There is the official answer and the realistic answer (from a business perspective):
Official
Officially, the greatest benefit your Python skills will bring you is flexibility. If you need to run an economic model where you want to show gradient uncertainty or something else complex, doing that manually in any Data Visualization/Business Intelligence software is going to be a pain. Even simpler tasks, like semi-complex aggregations, will often be easier to accomplish in a few lines of Python compared to the mess they can quickly become in BI software.
Practical
Business Intelligence software—which I will include Tableau in for this answer—can handle a significant portion of real-life data analysis and data visualization steps. While they are not particularly flexible compared to code, they are good enough for day-to-day use. In general, given a typical business setting, I would readily recommend them for most users. The greatest limiting factor with all of them is that the biggest job of a business data scientist is collecting and, most importantly, cleaning data, and that boils down to either manual labor... or coding.
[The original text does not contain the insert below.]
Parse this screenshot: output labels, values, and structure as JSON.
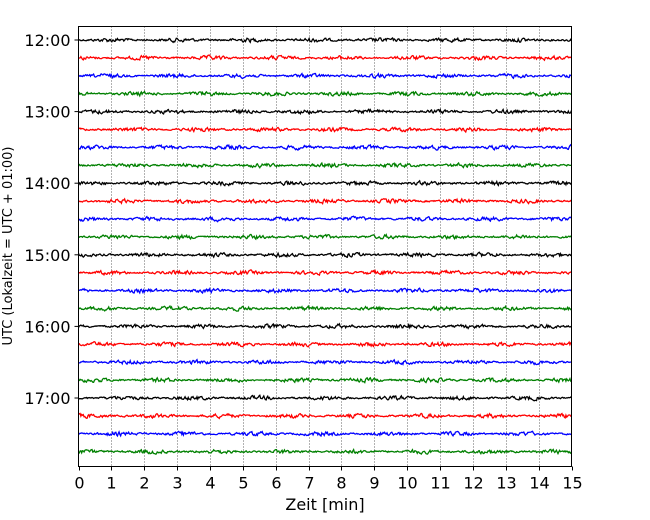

All BI software attempts to help with automatically pulling in data and, to a lesser extent, assisting with cleaning it up. However, the real job often boils down to: "connect to these databases, clean the data, combine the data, and put them somewhere so you or someone else can visualize the data in BI software."
And that's the thing: Google Data Studio is easily the least capable of all the popular BI solutions, yet it has become my go-to solution. This is because once I prepare the data correctly, I can give it to anyone to explore, and it has the easiest/best UX. And yes, any complex statistics will happen long before it gets into any BI software (in both Tableau and Microsoft Power BI, you can also run Python directly inside the product... personally, I wouldn't recommend it, as it 1) just becomes messy and 2) pulls it out of source control), but those occur less often than one might expect.
Conclusion
If you are in the business of business intelligence, then I would wholeheartedly recommend leaning on business intelligence software as much as possible. My experience is that you have:
- What your job really is: the Data Warehouse side of things (extract your data, transform (clean it), and load (store it somewhere you can access from both your BI software and Jupyter))
- What your end users will see: the BI software for standard visualizations
- What you want it to be: the occasional Jupyter notebooks for specialized analyses
Of course, your experience might be completely different, but this has been my personal experience after working for a couple of years for a company that helped companies with their data-driven business management (and thus, I got to see how it worked in a whole bunch of companies). And, yes, often enough, all a company will be using is Excel + Power Query.
PS. Tableau tries to be this all-in-one solution. Personally, my experiences have not been positive with them, but for what it's worth, they are the most established player on the market.